Vale recordar que os atores atuam defendendo interesses materiais junto com uma mescla de reações identitárias, valorativas, ideológicas, uma cambiante diversidade de motivações no momento de tomar decisões. 

Causas em nível macroeconômico

Algumas das causas mais significativas neste nível se referem ao ordenamento das contas públicas, aos montantes da emissão monetária e a uma estabilidade cambial que assegure disponibilidade de divisas para evitar graves estrangulamentos do setor externo. A estas causas agregamos outra crítica causa que condiciona as demais e, não por casualidade, certos setores procuram encobri-la, a drenagem delitiva de uma parte muito significativa da poupança nacional.

O ordenamento das contas públicas

Com frequência ocorre que os gastos públicos superam os ingressos fiscais, gerando situações de déficit fiscal. A pressão para que o Estado proveja infraestrutura social e produtiva contrasta com recursos que não são infinitos. Essa tensão se agrava quando vemos de onde proveem as rendas e como se aplicam através do gasto público.

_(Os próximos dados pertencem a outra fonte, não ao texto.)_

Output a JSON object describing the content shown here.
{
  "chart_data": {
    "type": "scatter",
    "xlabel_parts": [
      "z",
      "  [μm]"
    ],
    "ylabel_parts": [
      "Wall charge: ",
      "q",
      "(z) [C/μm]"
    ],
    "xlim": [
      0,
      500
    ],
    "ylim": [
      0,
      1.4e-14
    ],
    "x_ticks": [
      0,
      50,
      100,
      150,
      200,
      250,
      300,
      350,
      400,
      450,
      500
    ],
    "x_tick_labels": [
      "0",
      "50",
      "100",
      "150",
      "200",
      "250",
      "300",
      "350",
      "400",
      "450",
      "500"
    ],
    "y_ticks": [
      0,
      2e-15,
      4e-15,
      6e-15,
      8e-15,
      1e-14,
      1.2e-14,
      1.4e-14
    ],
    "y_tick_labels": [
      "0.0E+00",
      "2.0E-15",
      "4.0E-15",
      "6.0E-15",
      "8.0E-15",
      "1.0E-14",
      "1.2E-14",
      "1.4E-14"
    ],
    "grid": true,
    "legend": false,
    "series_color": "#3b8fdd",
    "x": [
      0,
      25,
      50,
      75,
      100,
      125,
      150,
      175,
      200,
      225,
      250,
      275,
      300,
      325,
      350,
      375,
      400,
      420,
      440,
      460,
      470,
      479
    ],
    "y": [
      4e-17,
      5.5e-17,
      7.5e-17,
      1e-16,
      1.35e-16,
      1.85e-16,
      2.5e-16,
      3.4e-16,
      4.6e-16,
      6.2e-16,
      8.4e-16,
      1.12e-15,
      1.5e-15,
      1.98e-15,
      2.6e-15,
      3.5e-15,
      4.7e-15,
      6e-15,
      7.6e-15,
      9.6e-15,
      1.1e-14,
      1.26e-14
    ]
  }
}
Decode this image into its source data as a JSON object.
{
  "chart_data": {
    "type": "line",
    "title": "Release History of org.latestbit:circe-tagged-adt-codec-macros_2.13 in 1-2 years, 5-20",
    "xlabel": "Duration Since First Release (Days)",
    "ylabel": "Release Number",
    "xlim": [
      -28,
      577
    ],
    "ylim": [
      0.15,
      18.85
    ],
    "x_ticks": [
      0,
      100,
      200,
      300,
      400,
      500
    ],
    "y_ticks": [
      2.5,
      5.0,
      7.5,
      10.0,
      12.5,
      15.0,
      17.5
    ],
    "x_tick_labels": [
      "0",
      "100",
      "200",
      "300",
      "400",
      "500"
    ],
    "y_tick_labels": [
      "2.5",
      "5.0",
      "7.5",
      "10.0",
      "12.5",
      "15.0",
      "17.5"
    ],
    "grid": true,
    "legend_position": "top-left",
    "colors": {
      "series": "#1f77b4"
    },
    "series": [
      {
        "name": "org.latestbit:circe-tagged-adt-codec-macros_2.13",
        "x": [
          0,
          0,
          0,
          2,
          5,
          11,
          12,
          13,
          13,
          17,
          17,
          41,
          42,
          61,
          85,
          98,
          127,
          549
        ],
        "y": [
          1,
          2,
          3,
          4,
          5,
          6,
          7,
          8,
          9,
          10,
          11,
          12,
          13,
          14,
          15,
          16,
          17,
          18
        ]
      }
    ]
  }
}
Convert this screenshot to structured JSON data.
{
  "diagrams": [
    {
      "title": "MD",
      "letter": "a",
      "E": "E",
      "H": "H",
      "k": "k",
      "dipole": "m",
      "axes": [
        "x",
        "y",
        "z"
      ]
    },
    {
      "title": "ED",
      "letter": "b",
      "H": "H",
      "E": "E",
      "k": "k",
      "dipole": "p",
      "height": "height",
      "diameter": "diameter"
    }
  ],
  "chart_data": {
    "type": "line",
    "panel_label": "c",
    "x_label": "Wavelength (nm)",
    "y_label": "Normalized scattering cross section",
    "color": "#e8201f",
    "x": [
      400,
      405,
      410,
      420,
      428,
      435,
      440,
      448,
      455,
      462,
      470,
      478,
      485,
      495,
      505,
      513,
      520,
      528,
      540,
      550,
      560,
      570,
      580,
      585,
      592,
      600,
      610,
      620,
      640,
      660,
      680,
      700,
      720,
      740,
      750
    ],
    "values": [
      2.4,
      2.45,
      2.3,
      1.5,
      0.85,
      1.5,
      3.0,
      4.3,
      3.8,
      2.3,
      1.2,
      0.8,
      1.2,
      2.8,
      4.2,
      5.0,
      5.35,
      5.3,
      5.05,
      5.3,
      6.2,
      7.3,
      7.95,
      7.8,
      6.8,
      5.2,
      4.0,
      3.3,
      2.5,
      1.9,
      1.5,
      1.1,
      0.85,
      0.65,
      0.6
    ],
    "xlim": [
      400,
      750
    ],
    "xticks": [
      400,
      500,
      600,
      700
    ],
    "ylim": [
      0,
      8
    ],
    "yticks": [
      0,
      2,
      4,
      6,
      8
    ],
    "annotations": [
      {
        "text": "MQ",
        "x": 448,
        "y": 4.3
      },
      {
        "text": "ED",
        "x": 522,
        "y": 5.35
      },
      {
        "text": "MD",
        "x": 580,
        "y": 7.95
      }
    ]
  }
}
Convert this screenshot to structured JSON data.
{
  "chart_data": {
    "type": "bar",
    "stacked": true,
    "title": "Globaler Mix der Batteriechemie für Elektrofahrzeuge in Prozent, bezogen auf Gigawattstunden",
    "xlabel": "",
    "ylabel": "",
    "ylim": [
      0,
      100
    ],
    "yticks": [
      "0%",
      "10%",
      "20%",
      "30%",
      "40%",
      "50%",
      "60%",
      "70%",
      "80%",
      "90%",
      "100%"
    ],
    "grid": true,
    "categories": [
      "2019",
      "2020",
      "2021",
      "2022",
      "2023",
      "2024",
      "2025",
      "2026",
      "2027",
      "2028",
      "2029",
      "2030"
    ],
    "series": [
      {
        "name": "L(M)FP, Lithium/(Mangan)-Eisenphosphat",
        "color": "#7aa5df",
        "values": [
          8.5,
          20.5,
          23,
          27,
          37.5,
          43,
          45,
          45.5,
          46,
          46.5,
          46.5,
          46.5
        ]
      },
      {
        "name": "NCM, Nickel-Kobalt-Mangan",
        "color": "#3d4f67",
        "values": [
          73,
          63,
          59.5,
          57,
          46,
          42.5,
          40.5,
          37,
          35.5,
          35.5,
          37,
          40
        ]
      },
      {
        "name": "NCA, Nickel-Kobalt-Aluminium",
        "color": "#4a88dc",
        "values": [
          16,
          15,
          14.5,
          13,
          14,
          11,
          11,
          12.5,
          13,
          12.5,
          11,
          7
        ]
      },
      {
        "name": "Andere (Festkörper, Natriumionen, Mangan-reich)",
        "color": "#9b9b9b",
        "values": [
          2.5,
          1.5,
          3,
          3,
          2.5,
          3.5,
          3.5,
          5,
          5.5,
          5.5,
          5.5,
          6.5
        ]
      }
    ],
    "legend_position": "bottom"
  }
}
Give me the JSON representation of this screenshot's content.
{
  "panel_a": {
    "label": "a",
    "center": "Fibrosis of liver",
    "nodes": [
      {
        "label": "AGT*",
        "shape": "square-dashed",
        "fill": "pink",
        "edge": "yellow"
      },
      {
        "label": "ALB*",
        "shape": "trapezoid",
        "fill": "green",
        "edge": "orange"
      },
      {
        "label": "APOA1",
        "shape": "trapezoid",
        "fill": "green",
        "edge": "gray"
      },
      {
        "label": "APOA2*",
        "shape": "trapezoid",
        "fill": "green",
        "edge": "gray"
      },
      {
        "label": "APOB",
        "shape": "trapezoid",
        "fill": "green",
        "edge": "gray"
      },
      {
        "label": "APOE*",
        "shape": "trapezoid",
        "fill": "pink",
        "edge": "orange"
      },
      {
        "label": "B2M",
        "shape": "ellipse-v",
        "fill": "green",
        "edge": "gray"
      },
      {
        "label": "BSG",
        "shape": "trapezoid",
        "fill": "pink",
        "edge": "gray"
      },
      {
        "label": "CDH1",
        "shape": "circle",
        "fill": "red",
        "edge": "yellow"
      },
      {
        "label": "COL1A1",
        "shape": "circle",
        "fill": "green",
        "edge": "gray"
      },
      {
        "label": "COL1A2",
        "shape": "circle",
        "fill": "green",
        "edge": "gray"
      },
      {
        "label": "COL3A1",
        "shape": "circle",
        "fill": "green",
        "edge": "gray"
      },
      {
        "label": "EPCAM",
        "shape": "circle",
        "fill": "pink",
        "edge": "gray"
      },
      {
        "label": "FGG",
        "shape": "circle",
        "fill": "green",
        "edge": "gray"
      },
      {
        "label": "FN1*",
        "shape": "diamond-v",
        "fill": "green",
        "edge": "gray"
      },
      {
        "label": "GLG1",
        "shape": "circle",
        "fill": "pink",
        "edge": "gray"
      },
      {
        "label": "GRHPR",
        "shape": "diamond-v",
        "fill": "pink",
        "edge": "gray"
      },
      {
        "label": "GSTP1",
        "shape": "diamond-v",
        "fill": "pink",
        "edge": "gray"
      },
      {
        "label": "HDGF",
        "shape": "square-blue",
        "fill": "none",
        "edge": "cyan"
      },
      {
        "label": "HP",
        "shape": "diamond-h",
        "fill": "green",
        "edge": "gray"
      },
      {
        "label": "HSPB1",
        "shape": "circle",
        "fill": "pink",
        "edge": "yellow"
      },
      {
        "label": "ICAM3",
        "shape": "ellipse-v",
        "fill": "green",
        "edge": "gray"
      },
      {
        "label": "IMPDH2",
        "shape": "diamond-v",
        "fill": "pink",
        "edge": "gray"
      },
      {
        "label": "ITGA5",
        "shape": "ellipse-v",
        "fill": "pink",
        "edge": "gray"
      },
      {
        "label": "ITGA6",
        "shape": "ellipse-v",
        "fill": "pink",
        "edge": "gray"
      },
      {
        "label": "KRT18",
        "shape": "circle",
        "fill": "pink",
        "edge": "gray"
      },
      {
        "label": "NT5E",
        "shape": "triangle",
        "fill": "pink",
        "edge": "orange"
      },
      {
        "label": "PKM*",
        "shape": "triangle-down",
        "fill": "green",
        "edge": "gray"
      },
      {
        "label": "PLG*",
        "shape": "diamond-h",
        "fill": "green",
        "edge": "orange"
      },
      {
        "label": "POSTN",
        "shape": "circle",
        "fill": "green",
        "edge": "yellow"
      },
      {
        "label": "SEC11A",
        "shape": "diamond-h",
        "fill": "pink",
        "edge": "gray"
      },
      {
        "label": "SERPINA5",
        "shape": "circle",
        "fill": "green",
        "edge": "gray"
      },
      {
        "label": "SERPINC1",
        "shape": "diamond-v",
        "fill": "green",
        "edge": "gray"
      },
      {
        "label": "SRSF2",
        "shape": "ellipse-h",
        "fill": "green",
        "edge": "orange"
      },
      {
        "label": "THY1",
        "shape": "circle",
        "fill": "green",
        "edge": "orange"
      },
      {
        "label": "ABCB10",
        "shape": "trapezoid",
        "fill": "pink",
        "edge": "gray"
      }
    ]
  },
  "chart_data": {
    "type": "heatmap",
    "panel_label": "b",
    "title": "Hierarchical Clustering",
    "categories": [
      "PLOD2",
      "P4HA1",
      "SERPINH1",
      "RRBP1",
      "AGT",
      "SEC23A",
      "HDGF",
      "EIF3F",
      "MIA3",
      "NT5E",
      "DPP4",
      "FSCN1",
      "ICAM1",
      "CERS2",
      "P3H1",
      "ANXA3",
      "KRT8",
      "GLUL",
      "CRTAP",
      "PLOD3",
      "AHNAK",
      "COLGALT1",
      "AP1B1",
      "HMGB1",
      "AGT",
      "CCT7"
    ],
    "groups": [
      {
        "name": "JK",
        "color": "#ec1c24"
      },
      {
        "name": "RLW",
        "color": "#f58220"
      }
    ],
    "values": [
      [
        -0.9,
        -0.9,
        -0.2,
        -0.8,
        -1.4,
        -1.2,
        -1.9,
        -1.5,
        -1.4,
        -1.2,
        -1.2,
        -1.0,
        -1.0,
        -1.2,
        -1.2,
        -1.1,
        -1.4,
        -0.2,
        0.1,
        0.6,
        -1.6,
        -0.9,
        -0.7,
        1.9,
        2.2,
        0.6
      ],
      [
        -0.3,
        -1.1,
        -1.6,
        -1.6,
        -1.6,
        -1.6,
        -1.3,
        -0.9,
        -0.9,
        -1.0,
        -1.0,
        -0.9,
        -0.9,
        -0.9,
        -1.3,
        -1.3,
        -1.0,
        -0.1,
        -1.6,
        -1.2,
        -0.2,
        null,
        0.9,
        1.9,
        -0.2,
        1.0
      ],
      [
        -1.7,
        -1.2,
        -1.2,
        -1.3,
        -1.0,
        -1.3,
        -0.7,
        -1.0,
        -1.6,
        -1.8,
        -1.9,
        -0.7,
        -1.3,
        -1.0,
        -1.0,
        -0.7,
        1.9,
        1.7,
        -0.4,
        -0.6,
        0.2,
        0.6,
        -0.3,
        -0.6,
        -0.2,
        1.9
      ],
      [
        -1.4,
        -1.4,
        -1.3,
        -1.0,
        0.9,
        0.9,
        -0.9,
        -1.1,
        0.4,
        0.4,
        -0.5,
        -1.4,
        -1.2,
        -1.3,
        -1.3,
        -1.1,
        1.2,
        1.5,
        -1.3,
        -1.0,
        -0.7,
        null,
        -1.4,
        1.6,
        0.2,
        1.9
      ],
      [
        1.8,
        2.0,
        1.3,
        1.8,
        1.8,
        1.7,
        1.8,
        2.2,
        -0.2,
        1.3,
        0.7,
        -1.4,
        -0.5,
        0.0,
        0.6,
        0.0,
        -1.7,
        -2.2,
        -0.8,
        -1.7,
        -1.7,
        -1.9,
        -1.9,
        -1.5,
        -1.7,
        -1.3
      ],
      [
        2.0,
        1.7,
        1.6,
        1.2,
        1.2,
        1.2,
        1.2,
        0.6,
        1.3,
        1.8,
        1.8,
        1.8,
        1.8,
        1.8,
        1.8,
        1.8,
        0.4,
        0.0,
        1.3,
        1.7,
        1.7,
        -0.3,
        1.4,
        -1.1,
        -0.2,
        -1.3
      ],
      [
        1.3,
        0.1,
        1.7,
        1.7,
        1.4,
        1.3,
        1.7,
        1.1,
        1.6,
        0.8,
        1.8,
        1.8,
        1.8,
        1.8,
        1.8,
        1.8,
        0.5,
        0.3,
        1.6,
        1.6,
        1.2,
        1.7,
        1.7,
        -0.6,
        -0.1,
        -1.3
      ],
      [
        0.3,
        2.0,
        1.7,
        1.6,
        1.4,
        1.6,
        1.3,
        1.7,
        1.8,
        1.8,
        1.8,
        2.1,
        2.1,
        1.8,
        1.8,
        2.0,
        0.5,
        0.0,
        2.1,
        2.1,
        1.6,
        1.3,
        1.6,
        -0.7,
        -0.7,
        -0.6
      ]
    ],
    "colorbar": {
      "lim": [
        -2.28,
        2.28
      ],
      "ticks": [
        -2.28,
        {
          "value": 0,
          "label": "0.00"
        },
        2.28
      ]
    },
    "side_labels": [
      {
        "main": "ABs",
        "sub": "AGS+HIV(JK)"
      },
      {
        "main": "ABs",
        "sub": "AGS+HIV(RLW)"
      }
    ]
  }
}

As principais rendas proveem dos impostos e das contribuições de melhoria que arrecada, de aportes de empresas públicas superavitárias e do endividamento soberano que se contrai na moeda local ou em divisas. Vejamos que costuma ocorrer nessa cadeia de variáveis e no tipo de soluções que costuma se impor.

No nível das rendas públicas, a estrutura prevalecente é altamente regressiva, isto é, que o peso da arrecadação recai sobre os setores médios e populares. Algo inaudito mas real, os ricos pagam proporcionalmente menos que os demais. Isto não acontece por casualidade mas pelo desígnio político dos dominadores de bloquear as tentativas de estabelecer uma estrutura tributária progressiva. Dessa forma, asseguram que não se afete a concentração da riqueza por mais que aumente a inequidade de duras desigualdades. 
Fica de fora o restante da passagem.